I think that there is no group in church history that better understood the teaching of Jesus on worship than the Puritans. Patrick Collinson summarizes Puritan theory and practice by saying, the life of the Puritan was in one sense a continuous act of worship, pursued under an unremitting and lively sense of God's providential purposes and constantly refreshed by religious activity, personal, domestic and public.
Inner spiritual reality is the key to true and authentic worship. We see it in Matthew 15:8-9 when Jesus says, "This people honors me with their lips but their heart is far from me. In vain do they worship me." Worship that does not come from the heart is vain, empty. It is not authentic worship. It is no worship. Matt Redmond says, “No one can speak of things they have not seen…worship starts with seeing, our hearts respond to your revelation.” Worship is our response to seeing and savoring the preciousness and greatness of God from our hearts. Therefore, the essence of our worship is prizing Christ, being satisfied in Christ, cherishing Christ, and treasuring Christ in our hearts.
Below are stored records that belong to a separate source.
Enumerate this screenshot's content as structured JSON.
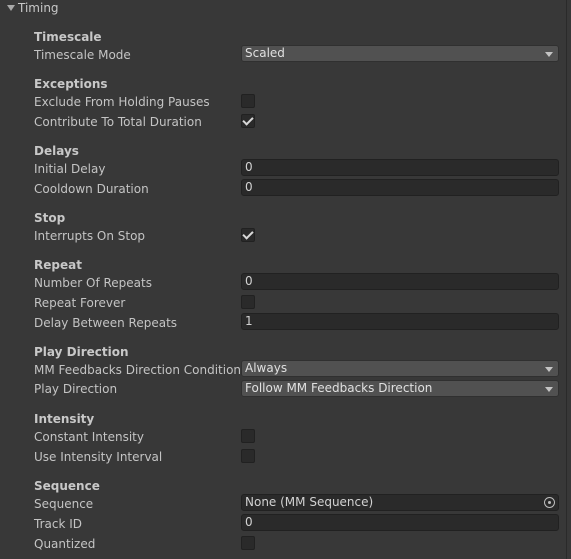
{
  "foldout": {
    "title": "Timing"
  },
  "timescale": {
    "header": "Timescale",
    "mode_label": "Timescale Mode",
    "mode_value": "Scaled"
  },
  "exceptions": {
    "header": "Exceptions",
    "exclude_label": "Exclude From Holding Pauses",
    "exclude_checked": false,
    "contribute_label": "Contribute To Total Duration",
    "contribute_checked": true
  },
  "delays": {
    "header": "Delays",
    "initial_label": "Initial Delay",
    "initial_value": "0",
    "cooldown_label": "Cooldown Duration",
    "cooldown_value": "0"
  },
  "stop": {
    "header": "Stop",
    "interrupts_label": "Interrupts On Stop",
    "interrupts_checked": true
  },
  "repeat": {
    "header": "Repeat",
    "number_label": "Number Of Repeats",
    "number_value": "0",
    "forever_label": "Repeat Forever",
    "forever_checked": false,
    "delay_label": "Delay Between Repeats",
    "delay_value": "1"
  },
  "play_direction": {
    "header": "Play Direction",
    "condition_label": "MM Feedbacks Direction Condition",
    "condition_value": "Always",
    "direction_label": "Play Direction",
    "direction_value": "Follow MM Feedbacks Direction"
  },
  "intensity": {
    "header": "Intensity",
    "constant_label": "Constant Intensity",
    "constant_checked": false,
    "interval_label": "Use Intensity Interval",
    "interval_checked": false
  },
  "sequence": {
    "header": "Sequence",
    "sequence_label": "Sequence",
    "sequence_value": "None (MM Sequence)",
    "track_label": "Track ID",
    "track_value": "0",
    "quantized_label": "Quantized",
    "quantized_checked": false
  }
}
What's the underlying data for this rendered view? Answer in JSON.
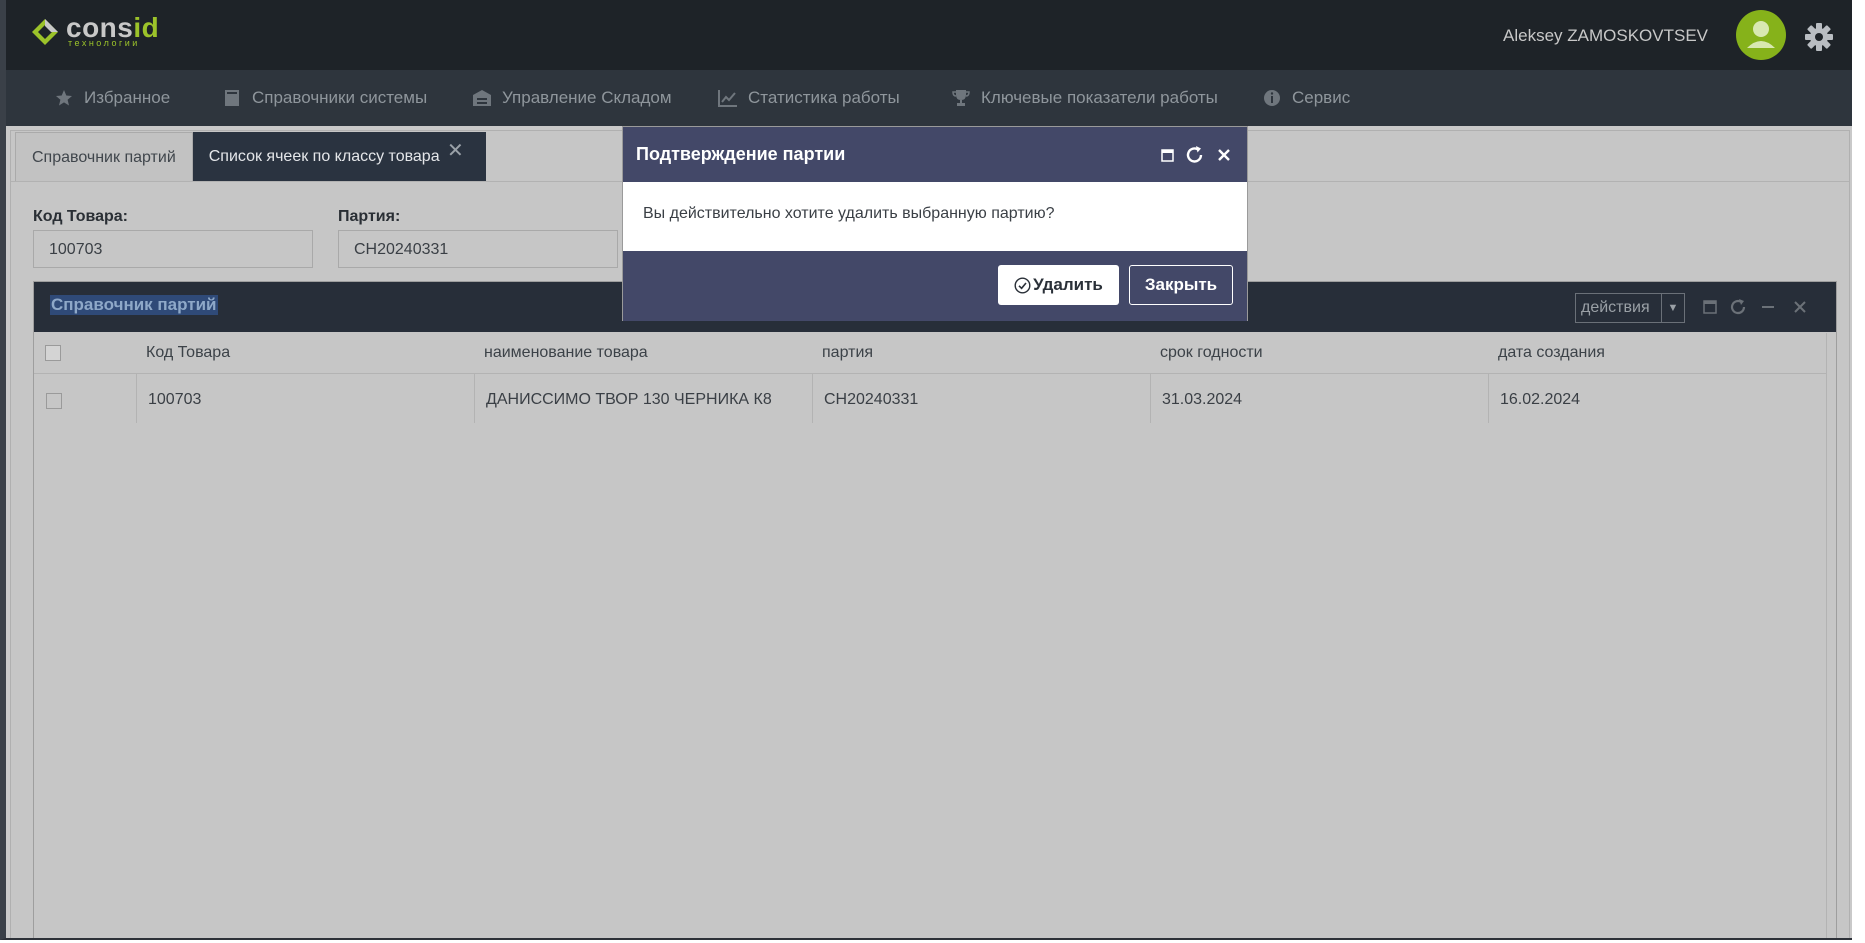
{
  "app": {
    "logo_word_main": "cons",
    "logo_word_accent": "id",
    "logo_sub": "технологии",
    "user_name": "Aleksey ZAMOSKOVTSEV"
  },
  "menu": [
    {
      "label": "Избранное",
      "icon": "star-icon"
    },
    {
      "label": "Справочники системы",
      "icon": "book-icon"
    },
    {
      "label": "Управление Складом",
      "icon": "warehouse-icon"
    },
    {
      "label": "Статистика работы",
      "icon": "chart-icon"
    },
    {
      "label": "Ключевые показатели работы",
      "icon": "trophy-icon"
    },
    {
      "label": "Сервис",
      "icon": "info-icon"
    }
  ],
  "tabs": [
    {
      "label": "Справочник партий",
      "active": false
    },
    {
      "label": "Список ячеек по классу товара",
      "active": true
    }
  ],
  "filters": {
    "product_code_label": "Код Товара:",
    "product_code_value": "100703",
    "batch_label": "Партия:",
    "batch_value": "CH20240331"
  },
  "grid": {
    "title": "Справочник партий",
    "actions_label": "действия",
    "columns": [
      "Код Товара",
      "наименование товара",
      "партия",
      "срок годности",
      "дата создания"
    ],
    "rows": [
      [
        "100703",
        "ДАНИССИМО ТВОР 130 ЧЕРНИКА К8",
        "CH20240331",
        "31.03.2024",
        "16.02.2024"
      ]
    ]
  },
  "dialog": {
    "title": "Подтверждение партии",
    "message": "Вы действительно хотите удалить выбранную партию?",
    "delete_label": "Удалить",
    "close_label": "Закрыть"
  },
  "colors": {
    "topbar": "#1e2328",
    "menubar": "#2e353d",
    "dialog_header": "#434868",
    "accent": "#9cc32a"
  }
}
So everything we do alone, during the week, and when we gather together as the people of God is meant to outwardly express the loving, cherishing, and treasuring of Christ that is in our hearts. The outer forms of worship on Sunday mornings when the people of God gather together are all of the acts that show how much we treasure God. And the forms of worship they take are in singing, in the offering, in the preaching and hearing God’s word, in serving and encouraging one another, and the partaking of the Lord's Supper.
Nothing makes God more supreme and more central than when a people are utterly persuaded that nothing - not money or prestige or leisure or family or job or health or sports or toys or friends - nothing is going to bring satisfaction to their aching hearts besides God. This conviction breeds a people who worship in spirit and truth. Authentic worship means that all during the week and with God's people on Sunday morning what we do is to go hard after God: we are going hard after satisfaction in God, and going hard after God as our prize, and going hard after God as our treasure, our soul-food, our heart-delight, our spirit's pleasure.
During the Reformation a slogan was cried out, "semper reformanda", meaning “always reformed, always reforming.” The Puritans held onto this and so do I. The the point of the slogan is that the church is always to be reforming its doctrine and practice according to the Scriptures.
To be reformed means to be “always reforming” by shaping what I know about God against what He has revealed about Himself. May we listen to Jesus and the apostles and "reform" our cultural views of worship and become true worshippers in "spirit" and "in truth" every day and together on Sunday.